Sensible Daten besser über Browser
Sicherheitsexperten raten zudem, wenn überhaupt, den Zugriff auf wichtige Daten vom Mobiltelefon aus nur Browser-basiert anzubieten. Die LVM-Versicherung in Münster hat voriges Jahr ein unternehmensweites Informations- und Kommunikationssystem aufgebaut, das vor diesem Hintergrund als nachahmenswert gelten kann. 2100 selbstständige Versicherungsagenturen und 240 angestellte Außendienstler greifen auf Kunden- und Vertragsinformationen zu, die im Rechenzentrum in der Münsteraner Zentrale vorgehalten werden. Dafür erhielten die Vertrauensleute in den Agenturen ein Notebook als Thin Client und daran angeschlossen ein GPRS-Handy für den mobilen Zugriff.
Doch weder Handy noch Laptop sind in diesem Fall multifunktionale Alleskönner. "Auf beiden Endgeräten befinden sich keine Programme und Daten. Wir nutzen Linux und einen Browser, Anwendungen und Daten liegen sicher auf dem Server", sagt Alois Lutz, Abteilungsdirektor Zentrale Anwenderbetreuung und Beschaffung (ZAB) bei LVM. Per Smartcard melden sich die Nutzer am Rechner und am Handy an, der sich dann automatisch ins Rechenzentrum einwählt.

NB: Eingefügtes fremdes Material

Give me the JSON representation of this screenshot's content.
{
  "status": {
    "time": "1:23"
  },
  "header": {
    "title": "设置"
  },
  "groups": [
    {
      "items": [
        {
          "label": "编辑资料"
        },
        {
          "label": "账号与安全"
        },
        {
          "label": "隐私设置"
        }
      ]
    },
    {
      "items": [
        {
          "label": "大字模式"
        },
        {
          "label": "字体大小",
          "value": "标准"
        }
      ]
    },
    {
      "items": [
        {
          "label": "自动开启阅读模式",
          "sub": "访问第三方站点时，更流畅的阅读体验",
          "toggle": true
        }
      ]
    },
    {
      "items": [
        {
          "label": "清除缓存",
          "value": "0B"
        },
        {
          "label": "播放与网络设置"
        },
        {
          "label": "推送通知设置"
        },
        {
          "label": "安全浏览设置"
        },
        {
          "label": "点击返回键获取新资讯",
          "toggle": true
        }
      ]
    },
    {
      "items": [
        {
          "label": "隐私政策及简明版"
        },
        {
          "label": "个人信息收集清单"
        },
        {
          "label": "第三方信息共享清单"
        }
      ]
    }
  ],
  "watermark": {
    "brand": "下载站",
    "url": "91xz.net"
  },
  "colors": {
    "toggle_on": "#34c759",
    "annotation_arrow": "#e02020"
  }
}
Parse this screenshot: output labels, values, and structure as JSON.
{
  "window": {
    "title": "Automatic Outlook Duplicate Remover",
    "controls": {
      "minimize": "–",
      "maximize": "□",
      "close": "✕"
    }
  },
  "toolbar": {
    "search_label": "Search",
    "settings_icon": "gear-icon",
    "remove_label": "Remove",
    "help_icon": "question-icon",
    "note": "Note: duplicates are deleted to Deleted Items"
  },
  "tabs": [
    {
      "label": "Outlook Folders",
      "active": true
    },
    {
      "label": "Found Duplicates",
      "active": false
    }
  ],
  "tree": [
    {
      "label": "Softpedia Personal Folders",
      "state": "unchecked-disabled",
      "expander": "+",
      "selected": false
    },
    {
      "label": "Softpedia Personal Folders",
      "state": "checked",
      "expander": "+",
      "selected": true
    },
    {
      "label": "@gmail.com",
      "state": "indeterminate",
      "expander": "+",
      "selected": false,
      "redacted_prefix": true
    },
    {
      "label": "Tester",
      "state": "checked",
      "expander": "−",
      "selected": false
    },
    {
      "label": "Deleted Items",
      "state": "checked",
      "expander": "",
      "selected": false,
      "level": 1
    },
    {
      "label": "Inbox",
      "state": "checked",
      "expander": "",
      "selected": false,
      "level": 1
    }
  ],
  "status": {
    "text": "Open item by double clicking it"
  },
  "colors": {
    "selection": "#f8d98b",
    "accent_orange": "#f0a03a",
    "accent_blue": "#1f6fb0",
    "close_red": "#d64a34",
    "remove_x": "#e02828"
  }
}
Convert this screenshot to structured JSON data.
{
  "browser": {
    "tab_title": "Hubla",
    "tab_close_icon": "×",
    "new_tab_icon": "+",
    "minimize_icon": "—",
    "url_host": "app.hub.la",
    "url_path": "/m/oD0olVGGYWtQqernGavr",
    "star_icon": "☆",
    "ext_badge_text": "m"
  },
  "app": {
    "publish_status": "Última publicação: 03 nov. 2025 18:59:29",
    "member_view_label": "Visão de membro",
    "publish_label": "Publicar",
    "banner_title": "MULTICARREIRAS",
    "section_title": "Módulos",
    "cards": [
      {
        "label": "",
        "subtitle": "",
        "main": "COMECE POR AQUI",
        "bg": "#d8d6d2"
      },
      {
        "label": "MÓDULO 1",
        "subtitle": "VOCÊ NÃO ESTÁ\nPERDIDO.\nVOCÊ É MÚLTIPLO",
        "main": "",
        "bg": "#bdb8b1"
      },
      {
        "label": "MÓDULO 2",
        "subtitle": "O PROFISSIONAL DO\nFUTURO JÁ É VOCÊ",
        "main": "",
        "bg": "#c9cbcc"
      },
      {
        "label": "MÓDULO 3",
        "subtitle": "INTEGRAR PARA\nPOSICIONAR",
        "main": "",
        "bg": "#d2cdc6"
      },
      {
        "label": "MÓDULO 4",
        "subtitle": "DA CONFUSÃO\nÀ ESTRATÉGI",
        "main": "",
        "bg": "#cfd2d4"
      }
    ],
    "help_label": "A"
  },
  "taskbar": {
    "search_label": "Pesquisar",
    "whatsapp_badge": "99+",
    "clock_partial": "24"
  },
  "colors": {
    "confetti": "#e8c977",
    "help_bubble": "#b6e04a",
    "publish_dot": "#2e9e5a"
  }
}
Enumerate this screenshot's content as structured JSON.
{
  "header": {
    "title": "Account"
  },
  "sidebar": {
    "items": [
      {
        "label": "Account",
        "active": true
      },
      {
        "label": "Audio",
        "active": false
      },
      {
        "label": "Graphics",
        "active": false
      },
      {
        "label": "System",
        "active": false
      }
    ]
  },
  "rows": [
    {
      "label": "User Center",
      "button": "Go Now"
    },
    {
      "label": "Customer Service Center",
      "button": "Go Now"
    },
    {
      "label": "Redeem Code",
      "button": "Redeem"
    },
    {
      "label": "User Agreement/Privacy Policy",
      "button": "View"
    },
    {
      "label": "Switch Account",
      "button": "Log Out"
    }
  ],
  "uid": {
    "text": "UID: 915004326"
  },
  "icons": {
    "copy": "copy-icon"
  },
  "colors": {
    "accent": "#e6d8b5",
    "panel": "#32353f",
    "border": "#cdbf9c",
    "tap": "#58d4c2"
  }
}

LVM-Versicherung trennt Sprache und Daten
Die für alle Vorgänge von der Antragsaufnahme bis zum Vertragsabschluss benötigten Daten werden über die GPRS-Verbindung in einem VPN für die Übertragung zwischen Client und Server verschlüsselt getunnelt. Dass die Sicherheitslücken aus der Telefonwelt eine Bresche in die Schutzkonzepte seiner IT schlagen, verhindert Lutz außerdem dadurch, dass er trotz der neuen Möglichkeiten smarter Alleskönner-Geräte die Sprach- und die Datenlandschaft streng voneinander trennt. "Erst war das Projekt darauf ausgerichtet, Sprache und Daten auf einem Gerät zusammenzufassen. Doch dann haben wir uns im Laufe der Zeit dagegen ausgesprochen", erklärt er. Die GPRS-Telefone seien nicht für Telefonate geeignet. Die Agenturen haben ein zweites Handy zum Telefonieren. Dem Gerätewildwuchs tritt er durch die zentrale Vergabe der Hardware entgegen. Insgesamt wirkt die Lösung trocken, spröde und im Vergleich zur Funktionsvielfalt moderner Endgeräte beinahe primitiv. Aber immerhin ist sie eines: sicher.